Aggiornato il Settembre 12, 2016 da Il Guru dei Film
Man in the Dark è il secondo film horror di Fede Alvarez …
Tit. Originale: Don’t Breathe
Paese: USA
Rating: 6/10
Tre ladruncoli di appartamento pensano di avere trovato l’occasione per fare il colpo della vita. Nelle mire della banda c’è la casa isolata di un anziano reduce di guerra, a quanto si dice al suo interno si nasconde un ricco bottino, derivato da un cospicuo risarcimento per un incidente che ha causato la morte della figlia dell’uomo. Come se non bastasse ad agevolare l’impresa l’uomo, oltre a vivere da solo, è un non vedente.
Ritorno per il regista di origine uruguaiane Fede Alvarez, dopo il debutto de “La Casa” (2013), fortunato remake in termini commerciali e dimostrazione di buona tecnica in un’opera non del tutto convincente per il poco mordente e personalità. Discorso che si ripete nel nuovo Man in the Dark, all’apparenza opera originale, sorretto da un piglio registico notevole che punta più sulla tensione thriller rispetto alle atmosfere horror che non si fanno mancare. Alvarez è (era) uno di quei fortunati aspiranti registi cresciuti con i film di Raimi (che produce con la sua Ghosthouse) e Craven, insomma uno che è passato da fan a collega degli idoli adolescenziali, condizione che si riflette ancora una volta in Man in the Dark, un thriller horror che si apre con una scena anticipatrice: un uomo trascina in strada una giovane donna sanguinante.
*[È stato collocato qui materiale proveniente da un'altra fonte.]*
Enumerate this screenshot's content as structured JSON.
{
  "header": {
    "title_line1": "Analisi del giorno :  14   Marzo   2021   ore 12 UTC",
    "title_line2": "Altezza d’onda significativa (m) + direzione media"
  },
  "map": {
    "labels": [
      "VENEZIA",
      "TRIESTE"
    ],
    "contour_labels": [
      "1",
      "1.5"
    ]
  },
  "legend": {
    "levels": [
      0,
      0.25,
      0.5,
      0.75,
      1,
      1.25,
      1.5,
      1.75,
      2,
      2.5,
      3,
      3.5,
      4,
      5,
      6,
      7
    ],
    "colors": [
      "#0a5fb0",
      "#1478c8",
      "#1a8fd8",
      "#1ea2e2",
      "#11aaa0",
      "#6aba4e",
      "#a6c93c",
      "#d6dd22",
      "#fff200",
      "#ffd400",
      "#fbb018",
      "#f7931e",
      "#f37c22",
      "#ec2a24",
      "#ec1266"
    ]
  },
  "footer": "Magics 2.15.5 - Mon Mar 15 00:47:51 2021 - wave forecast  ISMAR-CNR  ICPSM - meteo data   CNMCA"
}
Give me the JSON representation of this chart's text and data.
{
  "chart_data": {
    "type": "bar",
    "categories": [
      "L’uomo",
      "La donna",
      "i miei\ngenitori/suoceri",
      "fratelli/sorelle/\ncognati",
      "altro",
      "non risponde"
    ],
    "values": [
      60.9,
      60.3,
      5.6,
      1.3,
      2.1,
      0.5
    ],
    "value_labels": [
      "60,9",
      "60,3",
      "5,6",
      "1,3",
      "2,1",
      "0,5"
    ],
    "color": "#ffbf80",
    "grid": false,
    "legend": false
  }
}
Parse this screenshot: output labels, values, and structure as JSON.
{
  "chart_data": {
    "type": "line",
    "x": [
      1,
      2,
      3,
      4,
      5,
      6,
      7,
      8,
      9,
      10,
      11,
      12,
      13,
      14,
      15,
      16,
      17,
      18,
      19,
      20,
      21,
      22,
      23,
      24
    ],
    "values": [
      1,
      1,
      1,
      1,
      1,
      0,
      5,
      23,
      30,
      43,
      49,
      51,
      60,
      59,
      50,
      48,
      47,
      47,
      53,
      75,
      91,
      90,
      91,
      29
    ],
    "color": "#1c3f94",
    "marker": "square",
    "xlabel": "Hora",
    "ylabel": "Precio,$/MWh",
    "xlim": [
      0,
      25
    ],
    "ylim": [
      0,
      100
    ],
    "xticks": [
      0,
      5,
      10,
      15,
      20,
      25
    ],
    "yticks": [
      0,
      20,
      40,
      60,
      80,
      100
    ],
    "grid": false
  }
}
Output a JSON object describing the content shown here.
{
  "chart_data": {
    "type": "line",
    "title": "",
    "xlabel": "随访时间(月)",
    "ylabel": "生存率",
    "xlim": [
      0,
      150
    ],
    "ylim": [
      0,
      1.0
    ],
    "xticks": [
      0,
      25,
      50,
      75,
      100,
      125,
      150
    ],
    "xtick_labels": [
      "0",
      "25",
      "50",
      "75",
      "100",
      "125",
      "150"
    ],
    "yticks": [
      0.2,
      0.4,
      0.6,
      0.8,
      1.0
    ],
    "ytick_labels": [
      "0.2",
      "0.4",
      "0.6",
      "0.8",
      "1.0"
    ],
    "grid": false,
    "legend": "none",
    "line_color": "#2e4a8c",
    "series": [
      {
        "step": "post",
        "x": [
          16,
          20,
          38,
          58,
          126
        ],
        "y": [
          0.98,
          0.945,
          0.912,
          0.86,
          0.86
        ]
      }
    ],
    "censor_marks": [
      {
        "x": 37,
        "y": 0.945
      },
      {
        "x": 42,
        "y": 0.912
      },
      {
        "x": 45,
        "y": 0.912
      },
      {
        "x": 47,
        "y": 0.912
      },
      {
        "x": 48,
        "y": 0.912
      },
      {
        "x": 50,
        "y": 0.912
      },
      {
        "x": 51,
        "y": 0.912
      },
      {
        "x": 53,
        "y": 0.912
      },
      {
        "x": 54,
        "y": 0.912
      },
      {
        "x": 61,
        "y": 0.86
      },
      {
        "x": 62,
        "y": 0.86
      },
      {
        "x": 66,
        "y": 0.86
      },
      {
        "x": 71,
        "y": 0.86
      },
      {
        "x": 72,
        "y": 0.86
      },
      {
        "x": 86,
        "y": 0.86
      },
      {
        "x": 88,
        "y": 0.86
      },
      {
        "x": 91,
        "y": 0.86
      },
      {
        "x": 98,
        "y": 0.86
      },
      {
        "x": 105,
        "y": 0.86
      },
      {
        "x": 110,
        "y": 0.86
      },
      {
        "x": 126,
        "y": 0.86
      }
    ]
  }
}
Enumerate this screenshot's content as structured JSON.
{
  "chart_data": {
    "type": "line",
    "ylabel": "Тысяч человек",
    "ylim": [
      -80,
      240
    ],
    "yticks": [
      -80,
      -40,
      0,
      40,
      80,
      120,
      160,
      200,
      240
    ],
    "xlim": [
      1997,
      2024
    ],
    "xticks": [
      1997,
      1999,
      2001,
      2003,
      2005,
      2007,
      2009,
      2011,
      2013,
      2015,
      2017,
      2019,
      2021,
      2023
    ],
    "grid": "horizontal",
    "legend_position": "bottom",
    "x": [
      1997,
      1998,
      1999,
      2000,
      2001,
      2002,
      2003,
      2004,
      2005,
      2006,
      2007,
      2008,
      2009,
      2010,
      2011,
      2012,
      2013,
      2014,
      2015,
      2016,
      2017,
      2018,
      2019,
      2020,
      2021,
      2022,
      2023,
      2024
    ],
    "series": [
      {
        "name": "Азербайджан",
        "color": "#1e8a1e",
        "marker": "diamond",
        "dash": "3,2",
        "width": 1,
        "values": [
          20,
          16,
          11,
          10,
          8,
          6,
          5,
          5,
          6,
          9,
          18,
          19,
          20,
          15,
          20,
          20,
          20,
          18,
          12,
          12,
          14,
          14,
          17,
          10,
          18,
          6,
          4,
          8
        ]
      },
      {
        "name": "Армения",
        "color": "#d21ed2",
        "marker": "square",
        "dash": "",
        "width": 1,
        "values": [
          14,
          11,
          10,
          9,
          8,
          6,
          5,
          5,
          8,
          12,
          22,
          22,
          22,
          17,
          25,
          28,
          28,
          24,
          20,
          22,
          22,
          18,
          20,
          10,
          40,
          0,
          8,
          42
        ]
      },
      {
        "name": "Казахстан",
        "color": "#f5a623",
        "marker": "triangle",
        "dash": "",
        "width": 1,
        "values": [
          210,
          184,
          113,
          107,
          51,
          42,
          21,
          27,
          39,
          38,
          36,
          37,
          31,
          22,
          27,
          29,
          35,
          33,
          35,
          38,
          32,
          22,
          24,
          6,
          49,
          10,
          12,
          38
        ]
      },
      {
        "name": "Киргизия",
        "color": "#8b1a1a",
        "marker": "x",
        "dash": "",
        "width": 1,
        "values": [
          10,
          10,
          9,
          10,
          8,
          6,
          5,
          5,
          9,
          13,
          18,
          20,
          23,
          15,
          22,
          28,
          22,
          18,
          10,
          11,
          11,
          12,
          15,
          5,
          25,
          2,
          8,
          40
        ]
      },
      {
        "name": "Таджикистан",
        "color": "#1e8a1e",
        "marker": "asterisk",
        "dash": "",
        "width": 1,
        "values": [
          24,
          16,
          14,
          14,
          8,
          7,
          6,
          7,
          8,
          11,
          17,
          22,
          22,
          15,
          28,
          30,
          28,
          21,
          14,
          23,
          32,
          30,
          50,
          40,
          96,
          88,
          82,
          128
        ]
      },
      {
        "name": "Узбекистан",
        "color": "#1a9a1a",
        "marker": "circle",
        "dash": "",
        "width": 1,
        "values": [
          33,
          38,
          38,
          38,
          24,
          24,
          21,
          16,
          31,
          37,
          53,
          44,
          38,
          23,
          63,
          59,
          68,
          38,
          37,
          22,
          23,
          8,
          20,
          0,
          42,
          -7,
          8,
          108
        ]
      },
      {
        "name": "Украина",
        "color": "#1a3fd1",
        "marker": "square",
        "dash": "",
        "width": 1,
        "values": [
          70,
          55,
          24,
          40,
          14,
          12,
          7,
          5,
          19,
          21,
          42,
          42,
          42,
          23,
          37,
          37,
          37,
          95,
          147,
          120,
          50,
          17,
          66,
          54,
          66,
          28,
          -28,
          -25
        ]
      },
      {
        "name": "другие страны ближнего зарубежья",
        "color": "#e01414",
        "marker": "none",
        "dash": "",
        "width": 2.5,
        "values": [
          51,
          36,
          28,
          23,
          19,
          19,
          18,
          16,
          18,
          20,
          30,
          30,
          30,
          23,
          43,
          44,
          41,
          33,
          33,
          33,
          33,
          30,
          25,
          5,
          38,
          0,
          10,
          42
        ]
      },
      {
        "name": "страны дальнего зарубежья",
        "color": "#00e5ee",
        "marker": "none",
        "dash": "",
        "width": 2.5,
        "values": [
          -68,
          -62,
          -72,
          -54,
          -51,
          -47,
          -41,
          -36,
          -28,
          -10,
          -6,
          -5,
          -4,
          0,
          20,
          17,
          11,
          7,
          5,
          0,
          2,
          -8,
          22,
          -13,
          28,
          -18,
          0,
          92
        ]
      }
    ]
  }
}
Alvarez si occupa anche della sceneggiatura, insieme al collaboratore Rodo Sayagues, e non sembra nascondere molto l’influenza de “La Casa Nera” (1991) di Craven, il giovane autore preferisce evitare le tematiche politiche del maestro morto di recente, potrebbe essere anche un omaggio al regista di “Nightmare”, per puntare tutto sui meccanismi atti a provocare ansia e inquietudine. Per farlo si ricorre al cliché del personaggio cieco di Stephen Lang, il man in the dark del curioso titolo italiano in lingua inglese che sostituisce l’originale “Don’t breathe”, forse considerato poco comprensibile (?). Buona parte della tensione, o quello che ne risulta, è tutta o quasi giocata sulla cecità del solitario reduce interpretato da Lang, l’uomo che si muove nel buio di una casa, è in realtà un orco con intenti sanguinari che inizia una personale caccia agli indesiderati intrusi caduti in trappola.
Si rincorrono in questo modo numerose sequenze ben costruite ma spesso ripetitive e prevedibili, i personaggi che trattengono il fiato (don’t breathe appunto) ad ogni occasione per non fare rumore e rivelare la posizione al padrone di casa, salvo scatenare gli immancabili inseguimenti e scontri ravvicinati. Episodi seguiti con lo sguardo privilegiato della giovane Rocky, la biondina Jane Levy, già vista nel precedente “La Casa”, promossa a vera final girl della pellicola, ragazza criminale che nasconde un animo buono e il desiderio di fuggire in un posto migliore. Con un occhio alla cronaca (nera) e all’horror anni 80, per Alvarez incombe ancora un’abitazione maledetta con dei sotterranei poco raccomandabili, alcune delle scene(sorprese) migliori sono ambientate dietro a una porta assicurata da un grosso lucchetto.
Messo in conto una improbabile (per non dire irreale) serie di eventi a livello di sceneggiatura, il film regge bene in tutta la sua durata e pare aperto a inedite svolte di cruda cattiveria che vengono attenuate verso il finale, peccato. Alvarez resta uno che ci sa fare con la macchina da presa e con i tempi giusti, si veda la sequenza-omaggio a “Cujo” carica d’azione nonostante gli stretti spazi all’interno di una macchina, con la protagonista assaltata da uno schiumante e temibile rottweiler. Si ha come la sensazione che Alvarez stia calibrando il tiro, pronto a colpire con una grossa opera che al momento non si è ancora vista, l’abilità c’è ma bisogna lavorarci sopra.